Dalam atsar tersebut, Umar radhiyallahu ‘anhu menyebutkan
tiga kelompok harta, yaitu zakat, ghanimah, dan fai’. Pembagian zakat adalah
delapan kelompok manusia yang disebutkan dalam surat At-Taubah: 60 berikut:
إِنَّمَا
الصَّدَقَاتُ لِلْفُقَرَاءِ وَالْمَسَاكِينِ وَالْعَامِلِينَ عَلَيْهَا
وَالْمُؤَلَّفَةِ قُلُوبُهُمْ وَفِي الرِّقَابِ وَالْغَارِمِينَ وَفِي سَبِيلِ
اللَّهِ وَاِبْنِ السَّبِيلِ فَرِيضَةً مِنَ اللَّهِ وَاللَّهُ عَلِيمٌ حَكِيمٌ
Sesungguhnya
zakat-zakat itu, hanyalah untuk orang-orang fakir, orang-orang miskin,
pengurus-pengurus zakat, Para mu'allaf yang dibujuk hatinya, untuk
(memerdekakan) budak, orang-orang yang berhutang, untuk jalan Allah dan untuk
mereka yuang sedang dalam perjalanan, sebagai suatu ketetapan yang diwajibkan
Allah, dan Allah Maha mengetahui lagi Maha Bijaksana (QS. at-Taubah:
60).
Ghanimah dibagikan
kepada mereka yang telah ditentukan oleh surat al-Anfal: 41 berikut:
وَاعْلَمُوا
أَنَّمَا غَنِمْتُمْ مِنْ شَيْءٍ فَأَنَّ لِلَّهِ خُمُسَهُ وَلِلرَّسُولِ وَلِذِي الْقُرْبَى
وَالْيَتَامَى وَالْمَسَاكِينِ وَابْنِ السَّبِيلِ إِنْ كُنْتُمْ آمَنْتُمْ بِاللَّهِ
وَمَا أَنْزَلْنَا عَلَى عَبْدِنَا يَوْمَ الْفُرْقَانِ يَوْمَ الْتَقَى الْجَمْعَانِ
وَاللَّهُ عَلَى كُلِّ شَيْءٍ قَدِيرٌ
Ketahuilah, sesungguhnya apa saja yang dapat kamu peroleh sebagai
rampasan perang[613], Maka Sesungguhnya seperlima untuk Allah, rasul, Kerabat
rasul, anak-anak yatim, orang-orang miskin dan ibnussabil, jika kamu beriman
kepada Allah dan kepada apa yang Kami turunkan kepada hamba Kami (Muhammad) di
hari Furqaan, yaitu di hari bertemunya dua pasukan. dan Allah Maha Kuasa atas
segala sesuatu (al-Anfal:
41).
Fai’ yang darinya
dilakukan “pemberian”. Pemberian di sini secara terminologi adalah sesuatu yang
diberikan pemerintah (imam) dari baitul mal kepada rakyatnya karena keberhakan
mereka sesuai dengan yang ditetapkan kepada mereka dalam catatan negara yang
diberikan kepada mereka dalam waktu tertentu.[33]
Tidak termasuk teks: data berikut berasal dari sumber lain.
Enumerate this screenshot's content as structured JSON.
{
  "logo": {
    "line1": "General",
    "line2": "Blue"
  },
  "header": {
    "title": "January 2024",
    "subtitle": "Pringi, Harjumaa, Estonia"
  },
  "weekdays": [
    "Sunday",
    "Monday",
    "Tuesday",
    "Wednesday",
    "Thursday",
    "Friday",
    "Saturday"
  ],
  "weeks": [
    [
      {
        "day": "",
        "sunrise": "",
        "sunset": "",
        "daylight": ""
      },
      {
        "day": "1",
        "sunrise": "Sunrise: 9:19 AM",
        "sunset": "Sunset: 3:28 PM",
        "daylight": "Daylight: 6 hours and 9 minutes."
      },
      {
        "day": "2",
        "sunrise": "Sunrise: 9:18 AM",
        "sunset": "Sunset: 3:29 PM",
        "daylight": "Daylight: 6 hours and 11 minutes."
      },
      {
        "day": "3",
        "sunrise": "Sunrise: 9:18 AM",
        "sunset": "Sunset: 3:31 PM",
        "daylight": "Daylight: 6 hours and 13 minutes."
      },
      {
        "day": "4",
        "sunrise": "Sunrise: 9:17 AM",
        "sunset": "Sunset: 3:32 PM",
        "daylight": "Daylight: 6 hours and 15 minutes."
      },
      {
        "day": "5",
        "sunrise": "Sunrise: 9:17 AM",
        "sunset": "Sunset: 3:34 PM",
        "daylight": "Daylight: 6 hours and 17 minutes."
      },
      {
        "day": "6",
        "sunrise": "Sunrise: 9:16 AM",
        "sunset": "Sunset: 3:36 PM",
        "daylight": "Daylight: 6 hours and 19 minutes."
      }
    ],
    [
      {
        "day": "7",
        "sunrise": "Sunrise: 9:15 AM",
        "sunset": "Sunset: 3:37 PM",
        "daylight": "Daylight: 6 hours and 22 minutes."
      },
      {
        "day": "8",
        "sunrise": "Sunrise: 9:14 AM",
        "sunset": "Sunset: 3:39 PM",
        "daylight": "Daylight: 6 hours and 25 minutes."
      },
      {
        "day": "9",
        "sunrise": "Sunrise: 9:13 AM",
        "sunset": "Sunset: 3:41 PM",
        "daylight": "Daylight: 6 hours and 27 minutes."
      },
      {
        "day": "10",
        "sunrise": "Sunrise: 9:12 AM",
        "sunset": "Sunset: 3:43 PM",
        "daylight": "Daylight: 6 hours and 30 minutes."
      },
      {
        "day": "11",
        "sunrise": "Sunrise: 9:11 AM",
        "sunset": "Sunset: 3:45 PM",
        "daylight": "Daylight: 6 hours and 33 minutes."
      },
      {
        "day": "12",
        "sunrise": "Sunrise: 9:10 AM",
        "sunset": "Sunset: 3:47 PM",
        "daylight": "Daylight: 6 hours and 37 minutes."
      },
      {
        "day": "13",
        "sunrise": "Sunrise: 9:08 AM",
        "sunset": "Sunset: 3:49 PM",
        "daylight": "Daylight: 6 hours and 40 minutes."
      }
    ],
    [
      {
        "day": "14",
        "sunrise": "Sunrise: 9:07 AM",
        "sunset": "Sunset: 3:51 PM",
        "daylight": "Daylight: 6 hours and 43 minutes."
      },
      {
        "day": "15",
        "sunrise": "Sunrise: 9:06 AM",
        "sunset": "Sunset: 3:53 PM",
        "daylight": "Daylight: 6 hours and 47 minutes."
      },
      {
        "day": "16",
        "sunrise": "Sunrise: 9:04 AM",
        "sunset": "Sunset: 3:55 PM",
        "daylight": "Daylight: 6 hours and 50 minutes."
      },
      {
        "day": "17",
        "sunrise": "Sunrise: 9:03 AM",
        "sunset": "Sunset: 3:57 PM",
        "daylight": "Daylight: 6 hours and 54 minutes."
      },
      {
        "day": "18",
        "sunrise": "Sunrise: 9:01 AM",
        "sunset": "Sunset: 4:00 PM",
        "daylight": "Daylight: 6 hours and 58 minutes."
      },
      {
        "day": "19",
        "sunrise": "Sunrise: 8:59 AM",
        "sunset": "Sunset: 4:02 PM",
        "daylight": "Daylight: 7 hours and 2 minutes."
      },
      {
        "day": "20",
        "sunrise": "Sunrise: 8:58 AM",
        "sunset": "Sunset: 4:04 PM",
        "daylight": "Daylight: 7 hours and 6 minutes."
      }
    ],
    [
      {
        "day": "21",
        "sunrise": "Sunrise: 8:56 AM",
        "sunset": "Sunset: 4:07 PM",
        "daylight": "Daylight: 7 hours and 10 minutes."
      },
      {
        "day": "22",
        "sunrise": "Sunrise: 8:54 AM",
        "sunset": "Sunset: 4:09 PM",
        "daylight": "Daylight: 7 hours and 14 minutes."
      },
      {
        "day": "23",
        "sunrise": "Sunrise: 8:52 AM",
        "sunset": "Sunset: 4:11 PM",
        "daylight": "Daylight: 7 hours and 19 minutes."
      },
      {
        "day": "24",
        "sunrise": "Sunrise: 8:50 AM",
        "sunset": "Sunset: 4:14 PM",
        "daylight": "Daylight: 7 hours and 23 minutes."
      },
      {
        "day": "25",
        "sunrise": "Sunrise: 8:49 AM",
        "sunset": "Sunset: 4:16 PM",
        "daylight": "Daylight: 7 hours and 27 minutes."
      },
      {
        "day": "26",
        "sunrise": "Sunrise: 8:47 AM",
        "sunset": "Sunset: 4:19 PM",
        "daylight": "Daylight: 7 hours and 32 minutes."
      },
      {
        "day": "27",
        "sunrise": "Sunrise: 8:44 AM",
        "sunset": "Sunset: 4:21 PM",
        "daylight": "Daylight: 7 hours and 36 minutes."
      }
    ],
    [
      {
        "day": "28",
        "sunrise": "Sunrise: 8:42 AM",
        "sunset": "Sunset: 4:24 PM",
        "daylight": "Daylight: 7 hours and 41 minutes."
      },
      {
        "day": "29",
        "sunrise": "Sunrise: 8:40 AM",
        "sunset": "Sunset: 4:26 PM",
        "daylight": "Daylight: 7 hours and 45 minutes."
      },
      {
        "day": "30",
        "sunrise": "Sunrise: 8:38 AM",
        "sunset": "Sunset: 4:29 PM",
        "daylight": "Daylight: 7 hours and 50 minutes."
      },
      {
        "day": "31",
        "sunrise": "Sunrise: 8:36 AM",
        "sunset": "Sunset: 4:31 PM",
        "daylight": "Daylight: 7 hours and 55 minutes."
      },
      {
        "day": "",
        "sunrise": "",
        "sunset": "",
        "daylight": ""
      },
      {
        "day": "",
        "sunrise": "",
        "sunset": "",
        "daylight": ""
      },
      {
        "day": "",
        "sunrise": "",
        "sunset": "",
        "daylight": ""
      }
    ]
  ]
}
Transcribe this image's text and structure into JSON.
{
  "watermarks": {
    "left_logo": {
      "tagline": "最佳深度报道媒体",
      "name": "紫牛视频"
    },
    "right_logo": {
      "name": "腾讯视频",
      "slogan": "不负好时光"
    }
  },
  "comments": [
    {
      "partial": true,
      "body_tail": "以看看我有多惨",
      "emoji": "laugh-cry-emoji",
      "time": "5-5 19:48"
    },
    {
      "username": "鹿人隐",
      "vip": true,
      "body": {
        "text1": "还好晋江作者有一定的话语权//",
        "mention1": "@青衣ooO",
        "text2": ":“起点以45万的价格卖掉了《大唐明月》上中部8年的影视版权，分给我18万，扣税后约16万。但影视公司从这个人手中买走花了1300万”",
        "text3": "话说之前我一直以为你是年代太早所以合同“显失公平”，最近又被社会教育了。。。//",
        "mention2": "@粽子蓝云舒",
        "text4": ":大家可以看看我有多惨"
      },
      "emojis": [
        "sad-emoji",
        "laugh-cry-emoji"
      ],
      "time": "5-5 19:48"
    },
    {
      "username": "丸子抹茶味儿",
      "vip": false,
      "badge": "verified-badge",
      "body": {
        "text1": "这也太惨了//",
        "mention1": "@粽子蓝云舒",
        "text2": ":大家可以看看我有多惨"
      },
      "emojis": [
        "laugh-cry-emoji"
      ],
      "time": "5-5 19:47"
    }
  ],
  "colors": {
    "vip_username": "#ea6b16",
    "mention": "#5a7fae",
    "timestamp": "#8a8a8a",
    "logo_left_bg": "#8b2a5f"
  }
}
Dalam hadits Abu Daud disebutkan:
حَدَّثَنَا
عَلِيُّ بْنُ الْجَعْدِ اللُّؤْلُؤِيُّ أَخْبَرَنَا حَرِيزُ بْنُ عُثْمَانَ عَنْ
حِبَّانَ بْنِ زَيْدٍ الشَّرْعَبِيِّ عَنْ رَجُلٍ مِنْ قَرْنٍ وَ حَدَّثَنَا
مُسَدَّدٌ حَدَّثَنَا عِيسَى بْنُ يُونُسَ حَدَّثَنَا حَرِيزُ بْنُ عُثْمَانَ
حَدَّثَنَا أَبُو خِدَاشٍ وَهَذَا لَفْظُ عَلِيٍّ عَنْ رَجُلٍ مِنْ
الْمُهَاجِرِينَ مِنْ أَصْحَابِ النَّبِيِّ صَلَّى اللَّهُ عَلَيْهِ غَزَوْتُ مَعَ
النَّبِيِّ صَلَّى اللَّهُ عَلَيْهِ وَسَلَّمَ ثَلَاثًا أَسْمَعُهُ يَقُولُ
الْمُسْلِمُونَ شُرَكَاءُ فِي ثَلَاثٍ فِي الْكَلَإِ وَالْمَاءِ وَالنَّارِ
Telah menceritakan kepada kami Ali bin Al Ja'dan Al Lu`lui telah
mengabarkan kepada kami Hariz bin Utsman dari Hibban bin Zaid Asy Syar'i dari
seorang laki-laki Qarn. (dalam jalur lain disebutkan) Telah menceritakan kepada
kami Musaddad telah menceritakan kepada kami Isa bin Yunus telah menceritakan
kepada kami Hariz bin Utsman telah menceritakan kepada kami Abu Khidasy dan ini
adalah lafazh Ali, dari seorang laki-laki Muhajirin sahabat Nabi shallallahu
'alaihi wasallam, ia berkata, "Aku pernah berperang bersama Nabi
shallallahu 'alaihi wasallam tiga kali, aku mendengar beliau bersabda:
"Orang-orang Muslim bersekutu dalam tiga hal; rumput, air, dan api" (HR. Abu Daud).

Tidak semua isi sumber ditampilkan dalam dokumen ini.